You are so incredibly dense. You said it yourself. The renter gets nothing. You get equity. The renter is who pays for your equity. You are lucky they don't burn the damn thing down on the way out.

I didn't say you'd get rich off of it. I am saying that the relationship is fundamentally and systemically imbalanced, in a way that still, even in the worst case scenario, favors the landlord. It is an unjustified and pointless hierarchy, that is fundamentally misanthropic.

And yes, writ large it favors the bankers over the landlords, but that is simply because the banks are landlords for money. Another unjustified hierarchy.

They are both fundamentally evil, it is just a matter of scale.

[-] mathemachristian@hexbear.net 25 points 1 month ago

If anyone asks what a labor aristocracy is, I'll just point them to this comment.

[-] BeanisBrain@hexbear.net 27 points 1 month ago

The landlord (mom and pops) takes on all the risk including maintenance and total loss.

That risk being that they might end up in the same class position as their tenants

[-] Are_Euclidding_Me@hexbear.net 17 points 1 month ago

Sidenote, just to pile on, you say:

Someone has his or her whole life savings

when you could just say "someone has their whole life savings".

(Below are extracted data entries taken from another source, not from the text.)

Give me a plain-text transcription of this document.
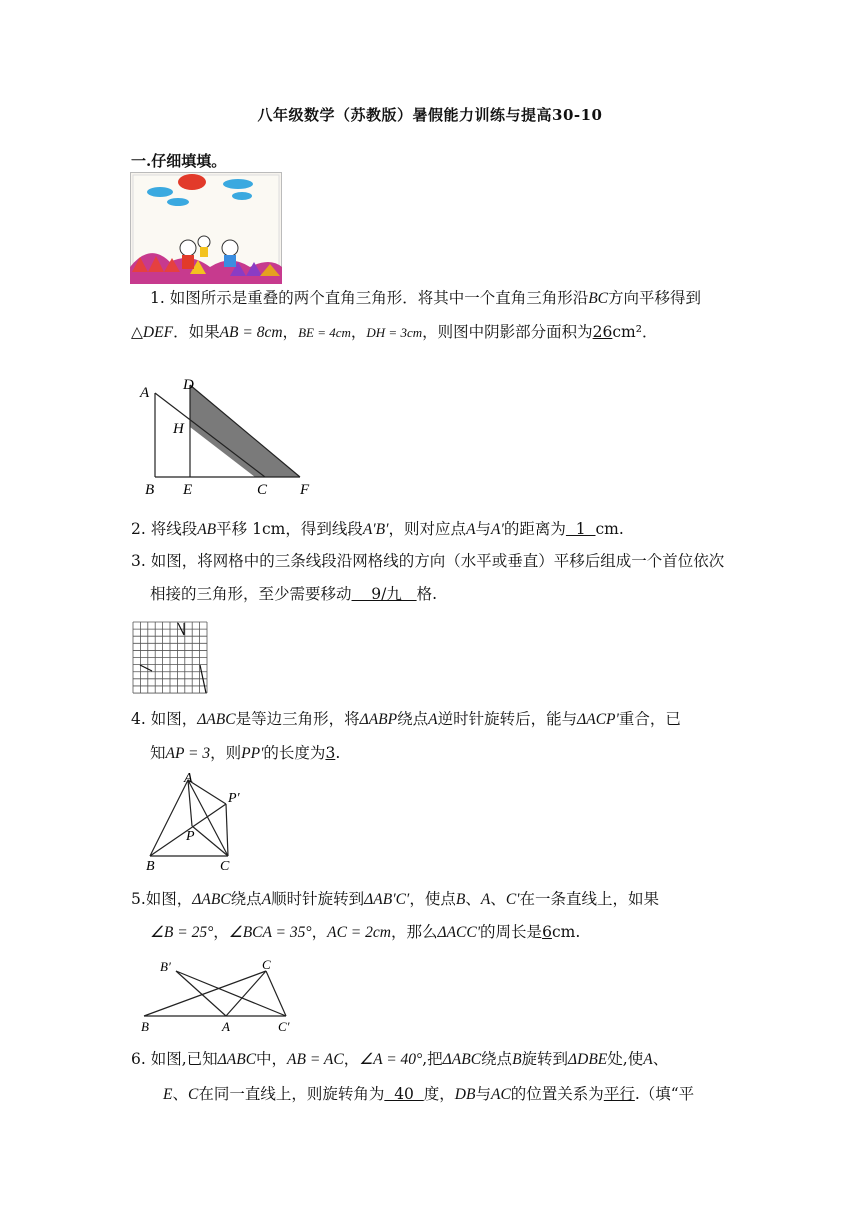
八年级数学（苏教版）暑假能力训练与提高30-10
一.仔细填填。
1. 如图所示是重叠的两个直角三角形．将其中一个直角三角形沿BC方向平移得到
△DEF．如果AB = 8cm，BE = 4cm，DH = 3cm，则图中阴影部分面积为26cm²．
A D
H
B E	C F
2. 将线段AB平移 1cm，得到线段A′B′，则对应点A与A′的距离为  1  cm.
3. 如图，将网格中的三条线段沿网格线的方向（水平或垂直）平移后组成一个首位依次
相接的三角形，至少需要移动    9/九   格.
4. 如图，ΔABC是等边三角形，将ΔABP绕点A逆时针旋转后，能与ΔACP'重合，已
知AP = 3，则PP'的长度为3.
A
P′
P
B	C
5.如图，ΔABC绕点A顺时针旋转到ΔAB′C′，使点B、A、C'在一条直线上，如果
∠B = 25°，∠BCA = 35°，AC = 2cm，那么ΔACC'的周长是6cm.
B′	C
B	A	C′
6. 如图,已知ΔABC中，AB = AC，∠A = 40°,把ΔABC绕点B旋转到ΔDBE处,使A、
E、C在同一直线上，则旋转角为  40  度，DB与AC的位置关系为平行.（填“平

It's the year 2026 and you're on lemmy. You know nonbinary people exist, which means you're making an active choice to erase us from your speech, for reasons that I can only assume are bigotry. On the other hand, you're referring to a hypothetical landleech in that sentence and I do think most nonbinary people are too cool to be landleeches, so I can't actually be too mad about your language choices here

[-] infuziSporg@hexbear.net 1 points 1 month ago

For those keeping track at home, the landlord's income in this scenario is 1000 + 1006, a total of 2006, with expenses of 1005 for a net of 1001. Real-world statistics say that median 2br rent in America is 1850 and median mortgage (which I assume to be skewed upwards by houses that are larger than 2br) is 1600. That's an absolute minimum of 3000 a year between maintenance and net profit.

A previous modest dwelling I lived in now sells for 75k, has fair market rent of about 900 a month, property taxes of 200 a month, 30-yr mortgage payments of 350 a month. Even charging only 800 for rent, 30 years of this will be 90k in rent plus the equity. Unless there is 250 dollars in damage being done every month, the property owner will come out well on top.

I refuse to believe that every tenant requires a renovation afterwards. But maybe if you gave a long-term tenant a stake in the ownership of the house, they would be incentivized to preserve it better.

Landlords choose to own and lease buildings because it is lucrative. Tenants rent because they have no other option.

[-] electric_nan@lemmy.ml 1 points 1 month ago

I really can't understand you what you're mad about. Were you hoping to make it rich off other peoples' rent, and you failed? Or you became a landlord knowing it would never pay off and you're mad that people don't appreciate how cool it is that they put your name on the checks instead of the bank's?